Wednesday, July 20, 2011 10:44:44 PM UTC
@Khurram! You sound angry!

I was a little sloppy in my first list of takeaways, but the shortened list should cover your complaints. And I did mention in the comments above what I meant by "Ruby" and ".NET"

Out of curiosity, what are you spending your time studying presently? I'm curious what someone who doesn't like my article would say they study.
Tuesday, September 27, 2011 11:10:53 PM UTC
I worked with ruby and rails before, never with .NET, today I earn my living writing the same things in python and django. I wish more developers would be polyglots, at the end it is all the same -- the languages might differ, the techniques might differ, but at the end ... it does not matter!.

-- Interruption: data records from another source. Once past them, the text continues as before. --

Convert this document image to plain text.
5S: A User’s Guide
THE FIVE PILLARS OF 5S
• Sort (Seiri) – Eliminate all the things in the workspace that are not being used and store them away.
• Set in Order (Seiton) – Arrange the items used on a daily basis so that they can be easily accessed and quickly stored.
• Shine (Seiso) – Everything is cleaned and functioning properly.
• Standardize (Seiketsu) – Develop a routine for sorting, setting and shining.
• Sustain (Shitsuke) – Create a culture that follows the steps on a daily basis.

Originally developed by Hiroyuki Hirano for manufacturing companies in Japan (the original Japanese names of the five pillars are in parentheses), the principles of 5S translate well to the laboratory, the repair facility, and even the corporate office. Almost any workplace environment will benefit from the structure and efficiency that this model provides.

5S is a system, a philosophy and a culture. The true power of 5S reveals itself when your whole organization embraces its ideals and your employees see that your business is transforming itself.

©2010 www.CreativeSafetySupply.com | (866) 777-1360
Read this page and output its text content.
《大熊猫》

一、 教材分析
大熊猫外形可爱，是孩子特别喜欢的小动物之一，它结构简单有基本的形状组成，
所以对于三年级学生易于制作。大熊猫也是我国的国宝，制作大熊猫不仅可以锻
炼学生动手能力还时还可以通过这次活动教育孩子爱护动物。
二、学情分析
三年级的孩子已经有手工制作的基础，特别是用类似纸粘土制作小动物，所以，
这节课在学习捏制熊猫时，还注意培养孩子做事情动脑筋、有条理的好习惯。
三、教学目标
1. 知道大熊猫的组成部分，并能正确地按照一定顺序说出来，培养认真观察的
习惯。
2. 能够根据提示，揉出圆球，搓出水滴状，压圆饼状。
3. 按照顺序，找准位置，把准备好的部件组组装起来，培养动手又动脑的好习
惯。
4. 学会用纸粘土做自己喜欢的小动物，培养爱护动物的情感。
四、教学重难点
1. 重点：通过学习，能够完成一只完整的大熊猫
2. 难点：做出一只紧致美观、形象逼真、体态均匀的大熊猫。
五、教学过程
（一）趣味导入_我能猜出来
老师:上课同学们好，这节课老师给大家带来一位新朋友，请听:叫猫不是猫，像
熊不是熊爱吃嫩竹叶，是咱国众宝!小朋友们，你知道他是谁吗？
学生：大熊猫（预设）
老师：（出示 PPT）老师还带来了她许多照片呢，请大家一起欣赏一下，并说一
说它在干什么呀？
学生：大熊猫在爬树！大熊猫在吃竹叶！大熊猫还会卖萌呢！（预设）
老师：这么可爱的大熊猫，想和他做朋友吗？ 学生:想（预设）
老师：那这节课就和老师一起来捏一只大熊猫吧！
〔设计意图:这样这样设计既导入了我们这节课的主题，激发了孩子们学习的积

There is innovation happening with techniques, not languages, languages are just syntax and it does not matter the extra comma or the extra semicolor or the extra indentation you have to put in there. Most languages people are using for work today (completely unfounded speculation) are somehow object oriented. So when talking about object oriented languages a programmers needs to know concepts like Class, Instance, Method, and the such ... and then various technologies (in web dev for example) like Caching, writing APIs, using ORMs, and whatnot.
If there is someone who really cares about using .NET, or Ruby, or Python, or Javascript, or Perl, or whatever ... cares about that more than the innovation that happens in the concepts and the techniques -- then I agree with this post completely, he should not call himself a programmer. Maybe a more fitting name would be a ".NET gimp" or some such, and I for one would not want to work with one of those in any team on any task.